Attaché aux droits humains, il épaule ainsi la FIDH. Il a dessiné pour des EMS – tous les sujets à dessiner l’intéressent, des problèmes musculosquelettiques aux nano-technologies en passant par la sexualité des seniors
Il a œuvré également pour le Musée Victor Hugo, natif de Besançon.
«Je suis un dessinateur de presse figurant au musée de son vivant, quel exploit », souligne le Bisontin.
Un bon Européen
Avec Esther, sa compagne Majorquine, accompagnés de leur chien de berger ils voyagent souvent en camion aménagé en camping-car – «dedans, tout est en bois, minimaliste, cocooning, roots et pratique». Ils sillonnent l’Europe.

«Partout où il y a du réseau, je peux bosser», affirme-t-il.
Revenons à La Chaux-de-Fonds, où Bauer passe la Pâques.
Un boa invisible
Rendez-vous avait été pris au Café du Coin. «Je porterai un boa… et un jeans 501», a fait savoir l’artiste.
Je ne vois pas le boa en arrivant, mais le bonhomme est là.
- Ah, oui le boa; il est dans mon sac.
- Alors tu as des enfants?
- Oui, trois, enfin c’est pas ça qui intéresse les gens, non?
- Oh, juste une entrée en matière. Tu as fait l’armée?
- C’est quoi ce questionnaire?
- Histoire de faire connaissance, je pose toujours les mêmes questions en début d’interview. Ton âge?
- Bon, allons’y: j’ai 56 ans; j’ai fait l’armée dans la Marine pendant la Guerre du Golfe. D’abord, je pensais objecter, mais là, c’était chaud pendant le conflit. Je me suis donc installé à la Capitale et accompli un an pour la Patrie. Curieusement et heureusement, je me suis formé là-bas à l’informatique Xpress, Photoshop, Illustrator, en tant que graphiste aux bureaux du SIRPA (Service d’information et de relations publiques des armées) à Paris.
Galop technologique
À bâtons rompus, une complicité s’établit, on cause évolution des techniques dans la presse écrite. «Ah ouais, au début, un coursier venait chercher les planches en couleur. Après on a vécu le passage du fax au modem 56k; on attendait des plombes que la connexion s’établisse, bip-boip-bip. Je me suis aussi déplacé avec un gros scanner à plat sous le bras pas mal de temps», se remémore Bauer. Agitant son portable, il précise: «Voilà mon scan maintenant!»

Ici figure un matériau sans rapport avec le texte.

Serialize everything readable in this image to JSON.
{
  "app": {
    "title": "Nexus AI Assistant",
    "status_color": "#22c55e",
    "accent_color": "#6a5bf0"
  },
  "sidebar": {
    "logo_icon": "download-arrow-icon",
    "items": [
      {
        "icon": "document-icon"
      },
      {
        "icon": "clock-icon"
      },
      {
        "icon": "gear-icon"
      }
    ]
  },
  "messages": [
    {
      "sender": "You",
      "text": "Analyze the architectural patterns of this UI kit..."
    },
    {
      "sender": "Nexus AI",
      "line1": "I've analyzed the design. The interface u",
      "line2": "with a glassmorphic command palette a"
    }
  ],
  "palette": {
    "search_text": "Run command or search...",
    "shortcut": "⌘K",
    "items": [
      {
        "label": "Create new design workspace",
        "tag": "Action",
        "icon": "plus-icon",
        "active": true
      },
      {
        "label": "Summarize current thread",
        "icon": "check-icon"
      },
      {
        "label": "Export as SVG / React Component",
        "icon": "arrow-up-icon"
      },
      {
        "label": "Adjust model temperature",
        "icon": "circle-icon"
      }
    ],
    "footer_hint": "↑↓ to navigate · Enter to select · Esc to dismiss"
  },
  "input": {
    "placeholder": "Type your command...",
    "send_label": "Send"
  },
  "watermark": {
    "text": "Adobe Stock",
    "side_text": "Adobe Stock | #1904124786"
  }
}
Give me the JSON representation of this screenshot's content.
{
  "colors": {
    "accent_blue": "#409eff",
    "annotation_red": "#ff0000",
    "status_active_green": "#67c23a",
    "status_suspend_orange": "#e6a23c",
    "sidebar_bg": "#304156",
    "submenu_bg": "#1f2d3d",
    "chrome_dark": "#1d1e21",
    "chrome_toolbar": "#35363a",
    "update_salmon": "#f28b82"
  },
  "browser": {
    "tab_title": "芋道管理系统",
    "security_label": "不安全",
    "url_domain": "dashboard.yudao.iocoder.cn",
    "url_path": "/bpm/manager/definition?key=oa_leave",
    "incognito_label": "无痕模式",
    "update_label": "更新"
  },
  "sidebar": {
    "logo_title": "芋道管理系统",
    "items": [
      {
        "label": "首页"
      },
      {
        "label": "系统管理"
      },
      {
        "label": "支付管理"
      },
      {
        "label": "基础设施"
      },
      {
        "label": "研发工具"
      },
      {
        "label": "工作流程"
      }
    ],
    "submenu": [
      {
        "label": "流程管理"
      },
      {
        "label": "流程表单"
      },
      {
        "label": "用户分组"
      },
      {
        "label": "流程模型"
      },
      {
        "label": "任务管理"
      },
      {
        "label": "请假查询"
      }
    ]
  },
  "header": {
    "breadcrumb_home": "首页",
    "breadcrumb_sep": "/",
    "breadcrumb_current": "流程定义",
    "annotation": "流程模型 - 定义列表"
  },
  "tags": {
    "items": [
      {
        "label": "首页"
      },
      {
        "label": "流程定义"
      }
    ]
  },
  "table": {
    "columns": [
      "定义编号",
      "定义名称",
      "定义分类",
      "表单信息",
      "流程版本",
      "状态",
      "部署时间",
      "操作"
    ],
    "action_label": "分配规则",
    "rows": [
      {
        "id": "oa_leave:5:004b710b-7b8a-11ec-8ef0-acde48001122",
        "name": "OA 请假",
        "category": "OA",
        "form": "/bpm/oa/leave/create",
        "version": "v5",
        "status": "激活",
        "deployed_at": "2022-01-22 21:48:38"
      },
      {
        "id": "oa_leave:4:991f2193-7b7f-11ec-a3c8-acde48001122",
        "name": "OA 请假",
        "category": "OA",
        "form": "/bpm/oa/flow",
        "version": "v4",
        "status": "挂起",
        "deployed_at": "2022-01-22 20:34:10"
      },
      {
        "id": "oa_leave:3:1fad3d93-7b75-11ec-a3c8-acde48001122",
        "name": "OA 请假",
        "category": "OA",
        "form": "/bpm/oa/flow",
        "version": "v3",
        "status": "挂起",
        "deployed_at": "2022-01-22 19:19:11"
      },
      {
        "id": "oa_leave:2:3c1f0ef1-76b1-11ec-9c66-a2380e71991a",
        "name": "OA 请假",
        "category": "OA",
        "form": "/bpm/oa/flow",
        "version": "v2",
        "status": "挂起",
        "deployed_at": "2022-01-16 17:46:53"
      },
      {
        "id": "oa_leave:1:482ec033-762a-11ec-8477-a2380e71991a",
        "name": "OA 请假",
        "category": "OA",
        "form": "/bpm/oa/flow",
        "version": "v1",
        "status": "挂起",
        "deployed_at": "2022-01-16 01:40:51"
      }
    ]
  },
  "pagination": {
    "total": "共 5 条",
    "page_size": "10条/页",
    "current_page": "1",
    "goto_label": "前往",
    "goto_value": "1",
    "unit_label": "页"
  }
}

«Aujourd’hui, je ne mets plus de couleurs à l’aquarelle, ils impriment les journaux tellement mal, on ne voit plus les différences de densité, je photoshope».
Au rythme quotidien de la presse
Travaillant parmi d’autres pour Le Progrès, entre les téléphones de la rédaction et les courriels, Bauer distingue l’actu froide, du matin vers 11h jusqu’en fin d’aprèm de l’actu chaude, de 18h environ au bouclage.
Il reçoit la liste des sujets annoncés aux deux briefings journaliers et se met à dessiner, en sachant qu’il s’agit d’un journal des familles, donc pas de cul ou trop de sang. «On s’adapte à la ligne éditoriale, c’est sûr».
Écarter les doublons
Couteau suisse du dessin, Bauer le Franc-Comtois observe les dessins d’autrui, se tient au courant, regarde les collègues «qui ne sont pas des concurrents», histoire d’éviter les redondances. «Tignous disait que si on était deux à créer le même dessin sur le même thème, ce n’était certainement pas un bon dessin», rappelle son ami.
On évoque alors la vielle école, les grands Cabu, Wolinski, Reiser, «un précurseur avec sa conscience écolo-politique».
«Ils m’ont marqué, chacun à sa manière», glisse Bauer, un brin sentimental.
Un rab d’activités
J’allais oublier les contributions de Bauer aux tournées du Cirque Plume «un cirque contemporain sans animaux», célèbre dans le monde entier, son rôle dans l’organisation du Festival TaParole à Montreuil, «qui entend réunir les enfants de Léo Ferré, les paroliers et parolières actuel∙les». L’aventure Taparole durera 20ans!
Ne cherchez pas le site Bauer: il a arrêté d’alimenter ce genre de support après avoir été piraté plusieurs fois (les dessins engagés ne font pas plaisir à tout le monde!) . On le trouve sur Insta pour le moment, Méta, et dans des bouquins itou.
Parcours en zig-zag
Pourquoi est-il revenu à Besançon, Bauer?
«Je souhaitais élever mes enfants en campagne; maintenant qu’ils ont grandi, on oriente notre vie vers des climats plus chaleureux, et de vivre en Andalousie».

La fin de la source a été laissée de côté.